Loving the sinner

I hate the expression “love the sinner, hate the sin.” It implies that you can cast blame and hatred towards an inanimate thing that the person is doing without acting like you are casting hatred towards the person. Jesus’s great message was NOT to love sinners and hate sin. It was simply to love sinners. Leaving the “hate sin” part out of the expression is not hurting anyone. In fact, it probably makes it easier to just think about and focus on the loving part. This doesn’t mean that we should be jumping for joy for sin or validating it in others lives. Rather, just validate others. Why do people sin? Most people sin because they are trying to make up for something that has been lost. A piece of self worth, a wholeness they lack. Jesus gives us this freely. So I think that in days and in moments when we truly believe this we are probably a lot less likely to sin. So what if we told of this grace and love to others and handed it out for free like popsicles on a hot day? I think we might get along a lot better than if we just keep saying “I love you, I really do, but I hate what you’re doing.” Jesus sat and dined with Zacchaeus in his home. Do you think he asked him to evaluate his sins whilst telling him how disappointing they were? I doubt it. I think Z came away feeling so loved and so whole in who he was IN Christ that he wanted to turn from his sin. Jesus didn’t have to tell him. Jesus just completed him. And in the completion he was compelled to give up his “collecting” and actually give back what he had stolen. When you are the whole that you were created to be in Christ, there isn’t the need for propping ourselves up on material desires or personal gain that hurts others. “God is love.” NOT God is love with religious indignation. He doesn’t desire sin for our life because He knows what we are and what we can be without it, but he doesn’t strike us down with lightening when we mess up either. Let’s take a lesson here from God and stop using rhetorical lightening bolts.

Popularity: 27% [?]

Comments
  • Clay Harryman:

    I believe we are to love sinners since we are all sinners ourselves. But I also believe we are commanded to call sin “sin”. The new testament letters urge us to lovingly guide others down the path God has laid for us. God’s path never includes sin. My history of alcohol abuse had to end before I could minister to alcoholics. My gluttony had to become a thing of the past if I was to serve Christ. I had to face my sin and call it “sin” before Christ could use me.

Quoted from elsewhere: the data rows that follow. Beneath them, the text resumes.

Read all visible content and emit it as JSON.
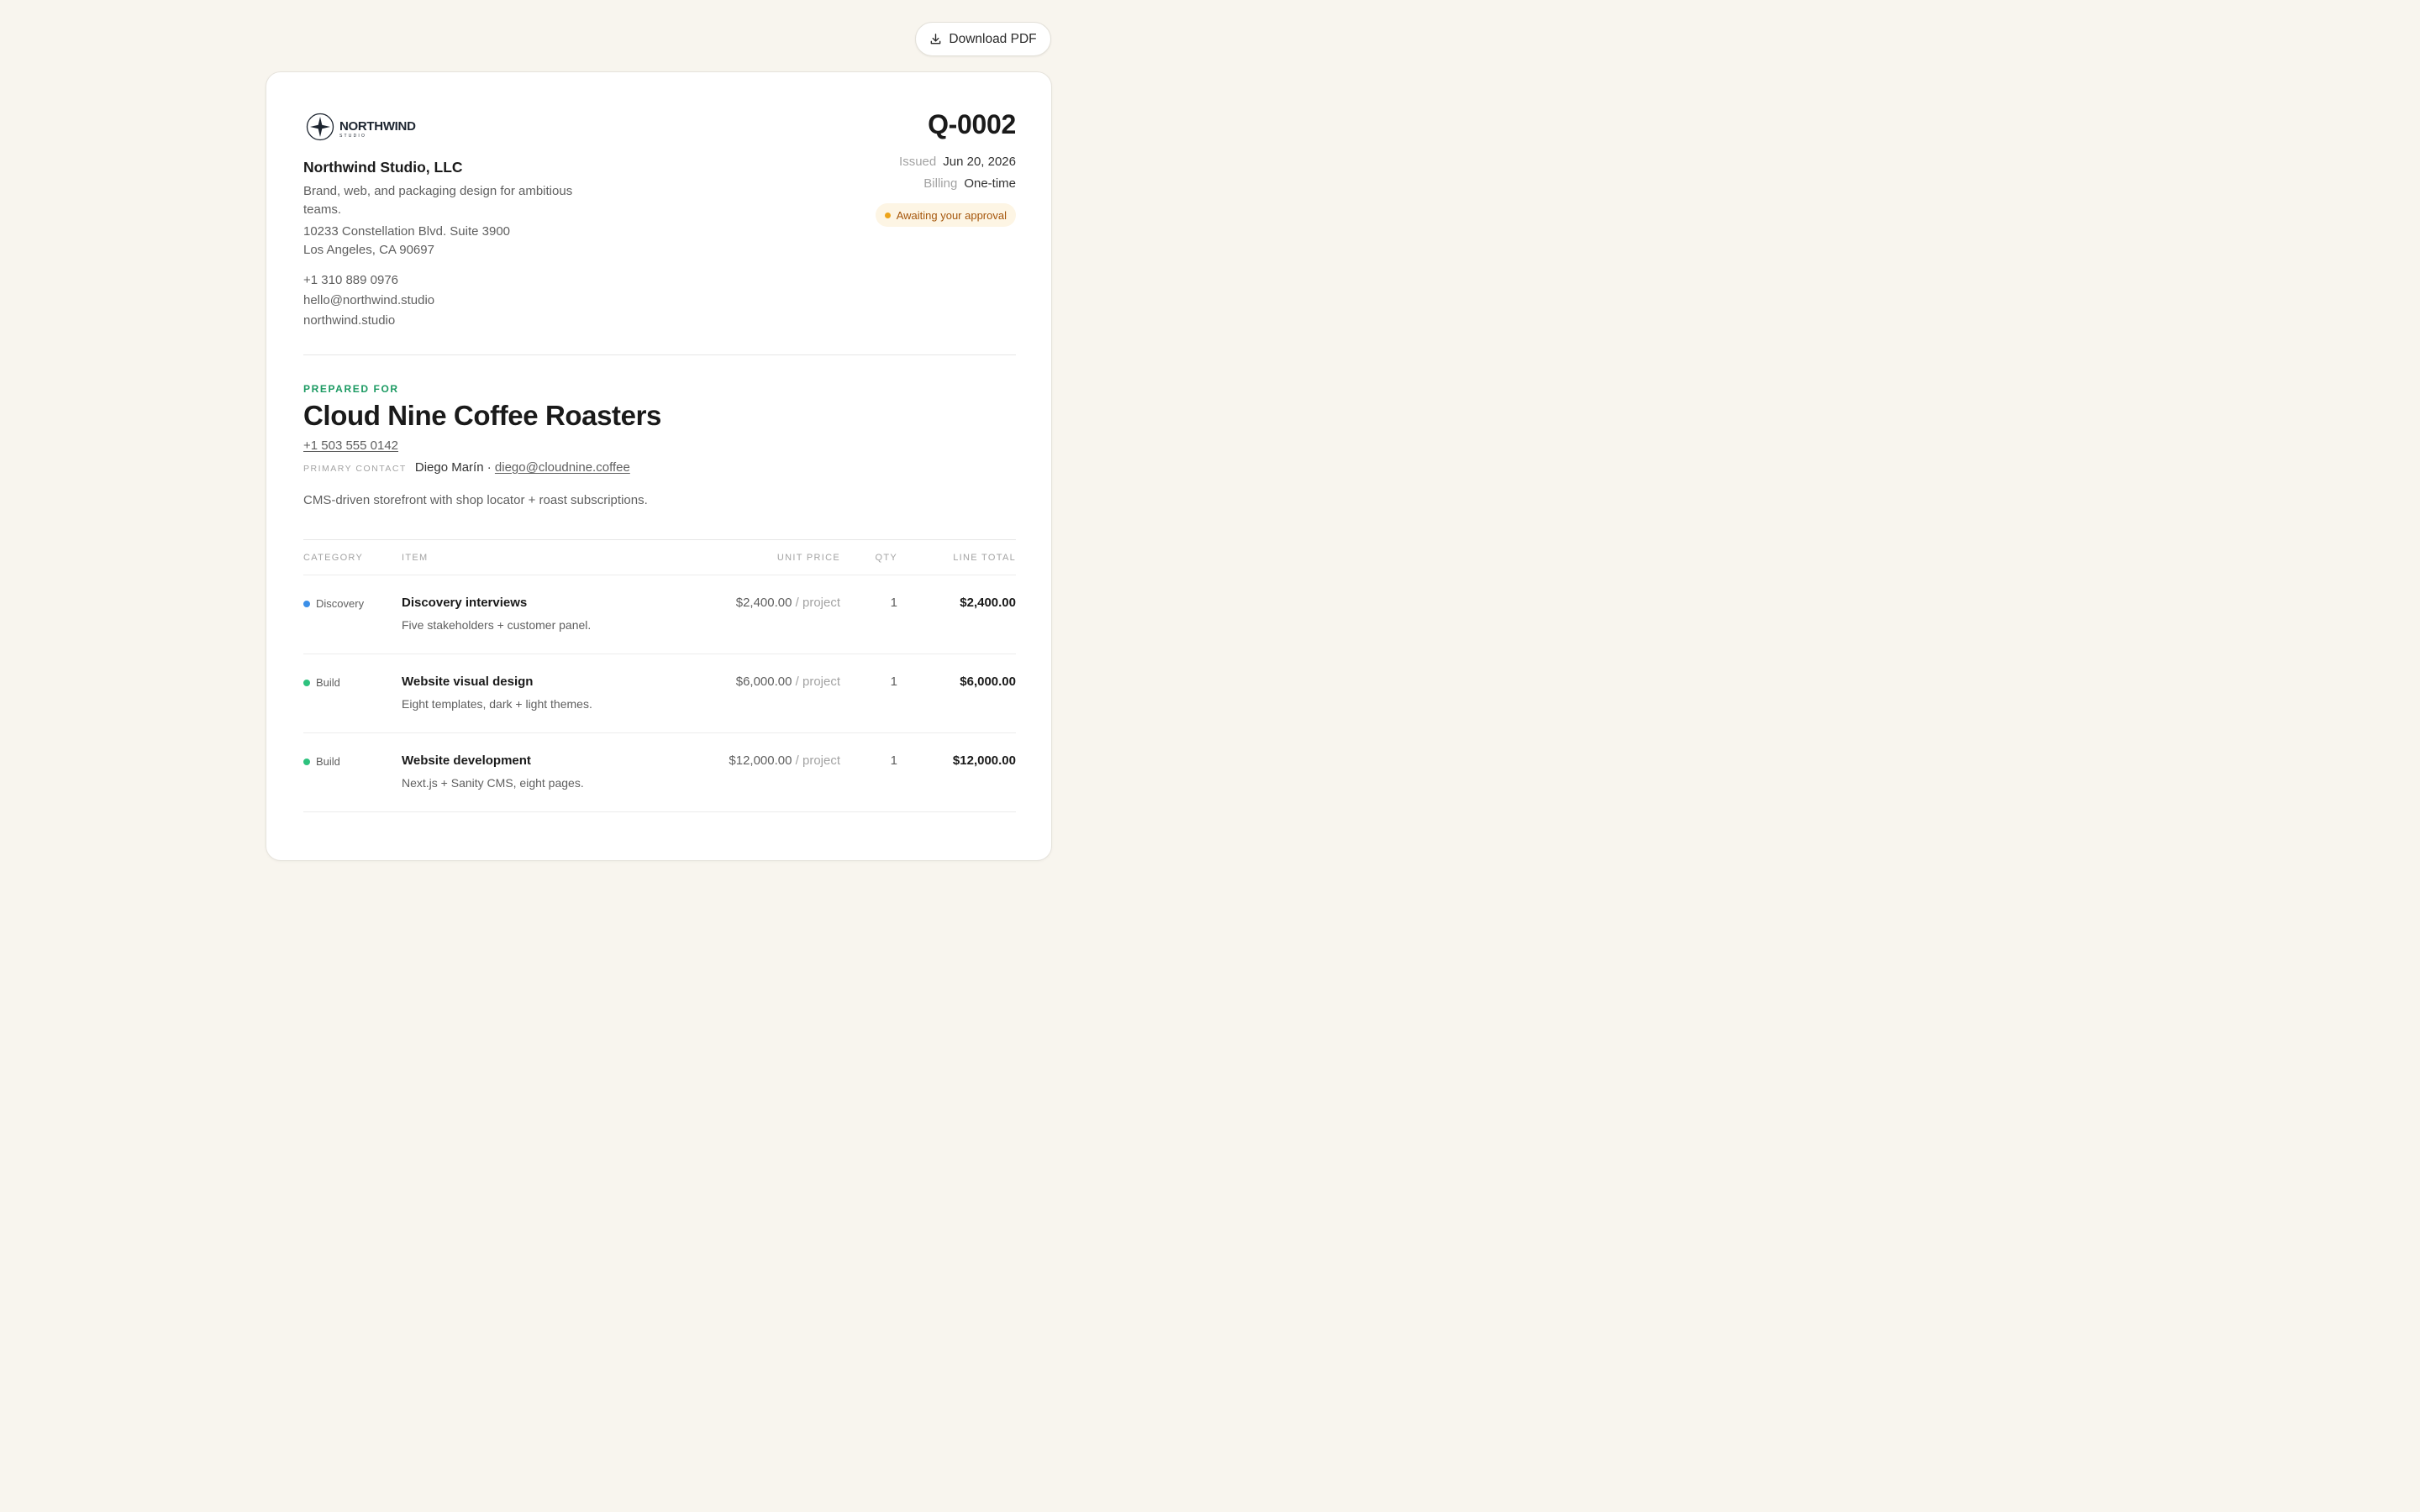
{
  "toolbar": {
    "download_label": "Download PDF"
  },
  "company": {
    "logo_name": "NORTHWIND",
    "logo_sub": "STUDIO",
    "name": "Northwind Studio, LLC",
    "tagline": "Brand, web, and packaging design for ambitious teams.",
    "address_line1": "10233 Constellation Blvd. Suite 3900",
    "address_line2": "Los Angeles, CA 90697",
    "phone": "+1 310 889 0976",
    "email": "hello@northwind.studio",
    "website": "northwind.studio"
  },
  "quote": {
    "number": "Q-0002",
    "issued_label": "Issued",
    "issued_value": "Jun 20, 2026",
    "billing_label": "Billing",
    "billing_value": "One-time",
    "status": "Awaiting your approval"
  },
  "client": {
    "prepared_label": "PREPARED FOR",
    "name": "Cloud Nine Coffee Roasters",
    "phone": "+1 503 555 0142",
    "contact_label": "PRIMARY CONTACT",
    "contact_name": "Diego Marín",
    "separator": "·",
    "contact_email": "diego@cloudnine.coffee",
    "project_description": "CMS-driven storefront with shop locator + roast subscriptions."
  },
  "table": {
    "headers": {
      "category": "CATEGORY",
      "item": "ITEM",
      "unit_price": "UNIT PRICE",
      "qty": "QTY",
      "line_total": "LINE TOTAL"
    },
    "rows": [
      {
        "category": "Discovery",
        "category_color": "#3b8fe8",
        "title": "Discovery interviews",
        "description": "Five stakeholders + customer panel.",
        "unit_price": "$2,400.00",
        "unit_suffix": "/ project",
        "qty": "1",
        "line_total": "$2,400.00"
      },
      {
        "category": "Build",
        "category_color": "#2ec27e",
        "title": "Website visual design",
        "description": "Eight templates, dark + light themes.",
        "unit_price": "$6,000.00",
        "unit_suffix": "/ project",
        "qty": "1",
        "line_total": "$6,000.00"
      },
      {
        "category": "Build",
        "category_color": "#2ec27e",
        "title": "Website development",
        "description": "Next.js + Sanity CMS, eight pages.",
        "unit_price": "$12,000.00",
        "unit_suffix": "/ project",
        "qty": "1",
        "line_total": "$12,000.00"
      }
    ]
  },
  "colors": {
    "page_background": "#f8f5ee",
    "accent_green": "#1b9a62",
    "status_text": "#a5560b",
    "status_background": "#fdf5e4"
  }
}
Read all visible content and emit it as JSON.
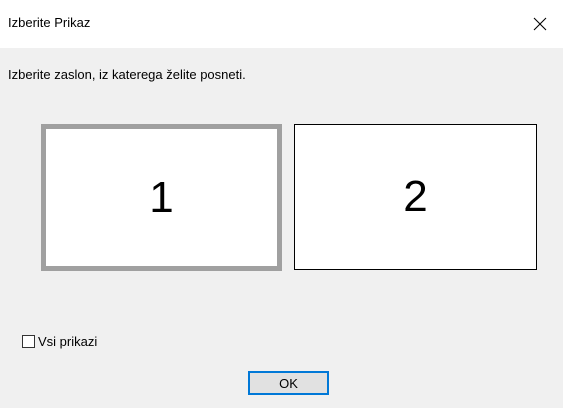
{
  "window": {
    "title": "Izberite Prikaz",
    "close_icon": "close-icon"
  },
  "dialog": {
    "instruction": "Izberite zaslon, iz katerega želite posneti.",
    "monitors": [
      {
        "label": "1",
        "selected": true
      },
      {
        "label": "2",
        "selected": false
      }
    ],
    "all_displays_checkbox": {
      "label": "Vsi prikazi",
      "checked": false
    },
    "ok_label": "OK"
  },
  "colors": {
    "client_background": "#f0f0f0",
    "selected_border": "#a0a0a0",
    "button_focus_border": "#0078d7"
  }
}
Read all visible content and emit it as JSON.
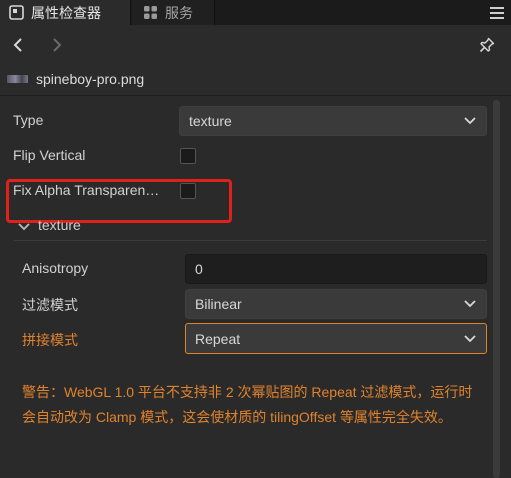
{
  "tabs": [
    {
      "label": "属性检查器",
      "icon": "inspector-icon",
      "active": true
    },
    {
      "label": "服务",
      "icon": "services-icon",
      "active": false
    }
  ],
  "asset": {
    "name": "spineboy-pro.png",
    "icon": "image-thumbnail-icon"
  },
  "properties": {
    "type": {
      "label": "Type",
      "value": "texture"
    },
    "flip_vertical": {
      "label": "Flip Vertical",
      "checked": false
    },
    "fix_alpha": {
      "label": "Fix Alpha Transparen…",
      "checked": false
    }
  },
  "section": {
    "title": "texture",
    "anisotropy": {
      "label": "Anisotropy",
      "value": "0"
    },
    "filter_mode": {
      "label": "过滤模式",
      "value": "Bilinear"
    },
    "wrap_mode": {
      "label": "拼接模式",
      "value": "Repeat"
    }
  },
  "warning": "警告：WebGL 1.0 平台不支持非 2 次幂贴图的 Repeat 过滤模式，运行时会自动改为 Clamp 模式，这会使材质的 tilingOffset 等属性完全失效。",
  "colors": {
    "warning": "#e1832d",
    "highlight": "#e0201a",
    "accent": "#e1832d"
  }
}
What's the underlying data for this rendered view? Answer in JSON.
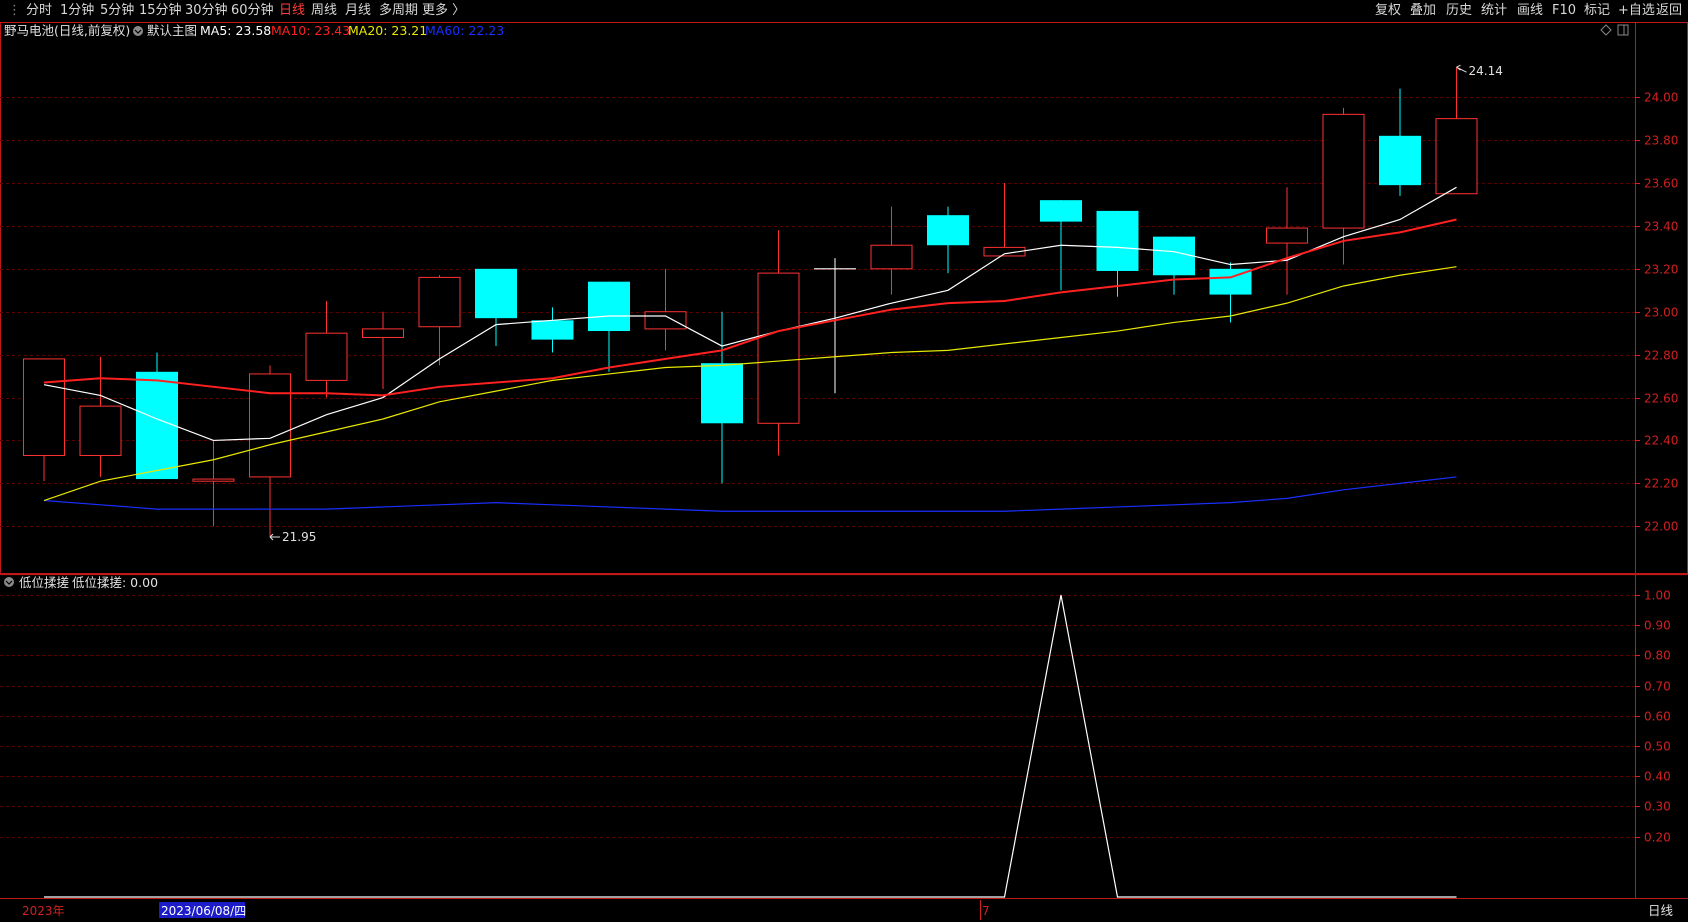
{
  "toolbar": {
    "left": [
      "分时",
      "1分钟",
      "5分钟",
      "15分钟",
      "30分钟",
      "60分钟",
      "日线",
      "周线",
      "月线",
      "多周期",
      "更多 〉"
    ],
    "active": "日线",
    "right": [
      "复权",
      "叠加",
      "历史",
      "统计",
      "画线",
      "F10",
      "标记",
      "+自选",
      "返回"
    ]
  },
  "main_legend": {
    "stock": "野马电池(日线,前复权)",
    "chart_name": "默认主图",
    "ma5": "MA5: 23.58",
    "ma10": "MA10: 23.43",
    "ma20": "MA20: 23.21",
    "ma60": "MA60: 22.23"
  },
  "sub_legend": {
    "name": "低位揉搓",
    "value": "低位揉搓: 0.00"
  },
  "bottom_bar": {
    "year_label": "2023年",
    "cursor_date": "2023/06/08/四",
    "month_label": "7",
    "period": "日线"
  },
  "annotations": {
    "high": "24.14",
    "low": "21.95"
  },
  "colors": {
    "up": "#ff3232",
    "down": "#00ffff",
    "ma5": "#ffffff",
    "ma10": "#ff2020",
    "ma20": "#e8e800",
    "ma60": "#1a2fff",
    "axis": "#d02020",
    "grid": "#5a0000"
  },
  "chart_data": [
    {
      "type": "candlestick",
      "title": "野马电池(日线,前复权)",
      "y_ticks": [
        "22.00",
        "22.20",
        "22.40",
        "22.60",
        "22.80",
        "23.00",
        "23.20",
        "23.40",
        "23.60",
        "23.80",
        "24.00"
      ],
      "ylim": [
        21.88,
        24.22
      ],
      "candles": [
        {
          "o": 22.33,
          "h": 22.78,
          "l": 22.21,
          "c": 22.78
        },
        {
          "o": 22.33,
          "h": 22.79,
          "l": 22.23,
          "c": 22.56
        },
        {
          "o": 22.72,
          "h": 22.81,
          "l": 22.22,
          "c": 22.22
        },
        {
          "o": 22.21,
          "h": 22.4,
          "l": 22.0,
          "c": 22.22
        },
        {
          "o": 22.23,
          "h": 22.75,
          "l": 21.95,
          "c": 22.71
        },
        {
          "o": 22.68,
          "h": 23.05,
          "l": 22.6,
          "c": 22.9
        },
        {
          "o": 22.88,
          "h": 23.0,
          "l": 22.64,
          "c": 22.92
        },
        {
          "o": 22.93,
          "h": 23.17,
          "l": 22.75,
          "c": 23.16
        },
        {
          "o": 23.2,
          "h": 23.2,
          "l": 22.84,
          "c": 22.97
        },
        {
          "o": 22.96,
          "h": 23.02,
          "l": 22.81,
          "c": 22.87
        },
        {
          "o": 23.14,
          "h": 23.14,
          "l": 22.72,
          "c": 22.91
        },
        {
          "o": 22.92,
          "h": 23.2,
          "l": 22.82,
          "c": 23.0
        },
        {
          "o": 22.76,
          "h": 23.0,
          "l": 22.2,
          "c": 22.48
        },
        {
          "o": 22.48,
          "h": 23.38,
          "l": 22.33,
          "c": 23.18
        },
        {
          "o": 23.2,
          "h": 23.25,
          "l": 22.62,
          "c": 23.2
        },
        {
          "o": 23.2,
          "h": 23.49,
          "l": 23.08,
          "c": 23.31
        },
        {
          "o": 23.45,
          "h": 23.49,
          "l": 23.18,
          "c": 23.31
        },
        {
          "o": 23.26,
          "h": 23.6,
          "l": 23.26,
          "c": 23.3
        },
        {
          "o": 23.52,
          "h": 23.52,
          "l": 23.1,
          "c": 23.42
        },
        {
          "o": 23.47,
          "h": 23.47,
          "l": 23.07,
          "c": 23.19
        },
        {
          "o": 23.35,
          "h": 23.35,
          "l": 23.08,
          "c": 23.17
        },
        {
          "o": 23.2,
          "h": 23.23,
          "l": 22.95,
          "c": 23.08
        },
        {
          "o": 23.32,
          "h": 23.58,
          "l": 23.08,
          "c": 23.39
        },
        {
          "o": 23.39,
          "h": 23.95,
          "l": 23.22,
          "c": 23.92
        },
        {
          "o": 23.82,
          "h": 24.04,
          "l": 23.54,
          "c": 23.59
        },
        {
          "o": 23.55,
          "h": 24.14,
          "l": 23.55,
          "c": 23.9
        }
      ],
      "ma5": [
        22.66,
        22.61,
        22.5,
        22.4,
        22.41,
        22.52,
        22.6,
        22.78,
        22.94,
        22.96,
        22.98,
        22.98,
        22.84,
        22.91,
        22.97,
        23.04,
        23.1,
        23.27,
        23.31,
        23.3,
        23.28,
        23.22,
        23.24,
        23.35,
        23.43,
        23.58
      ],
      "ma10": [
        22.67,
        22.69,
        22.68,
        22.65,
        22.62,
        22.62,
        22.61,
        22.65,
        22.67,
        22.69,
        22.74,
        22.78,
        22.82,
        22.91,
        22.96,
        23.01,
        23.04,
        23.05,
        23.09,
        23.12,
        23.15,
        23.16,
        23.25,
        23.33,
        23.37,
        23.43
      ],
      "ma20": [
        22.12,
        22.21,
        22.26,
        22.31,
        22.38,
        22.44,
        22.5,
        22.58,
        22.63,
        22.68,
        22.71,
        22.74,
        22.75,
        22.77,
        22.79,
        22.81,
        22.82,
        22.85,
        22.88,
        22.91,
        22.95,
        22.98,
        23.04,
        23.12,
        23.17,
        23.21
      ],
      "ma60": [
        22.12,
        22.1,
        22.08,
        22.08,
        22.08,
        22.08,
        22.09,
        22.1,
        22.11,
        22.1,
        22.09,
        22.08,
        22.07,
        22.07,
        22.07,
        22.07,
        22.07,
        22.07,
        22.08,
        22.09,
        22.1,
        22.11,
        22.13,
        22.17,
        22.2,
        22.23
      ]
    },
    {
      "type": "line",
      "title": "低位揉搓",
      "y_ticks": [
        "0.20",
        "0.30",
        "0.40",
        "0.50",
        "0.60",
        "0.70",
        "0.80",
        "0.90",
        "1.00"
      ],
      "ylim": [
        0,
        1
      ],
      "values": [
        0,
        0,
        0,
        0,
        0,
        0,
        0,
        0,
        0,
        0,
        0,
        0,
        0,
        0,
        0,
        0,
        0,
        0,
        1,
        0,
        0,
        0,
        0,
        0,
        0,
        0
      ]
    }
  ]
}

    In that way, I “hated” my din.

    • Andrea:

      Please, by all means hate sin. I hate the expression because I think it gives people the excuse to pick apart sin in others’ lives without evaluating their own. The expression takes away from the call of Christ, in my opinion. I thought I made that clear, I apologize if I did not. Also, constantly going around telling others we hate what they are doing is not a very good communication of how much God loves them. On the other hand, I think that we are called to help our brothers and sisters in Christ if they are struggling with sin in their life, pointing that out if necessary.

  • Andrea, yes. Just yes. “Love the sinner, hate the sin” just ends up being not love at all. It’s also always conveniently someone other than ourselves and some other sin than the ones we struggle with. That works out well, eh?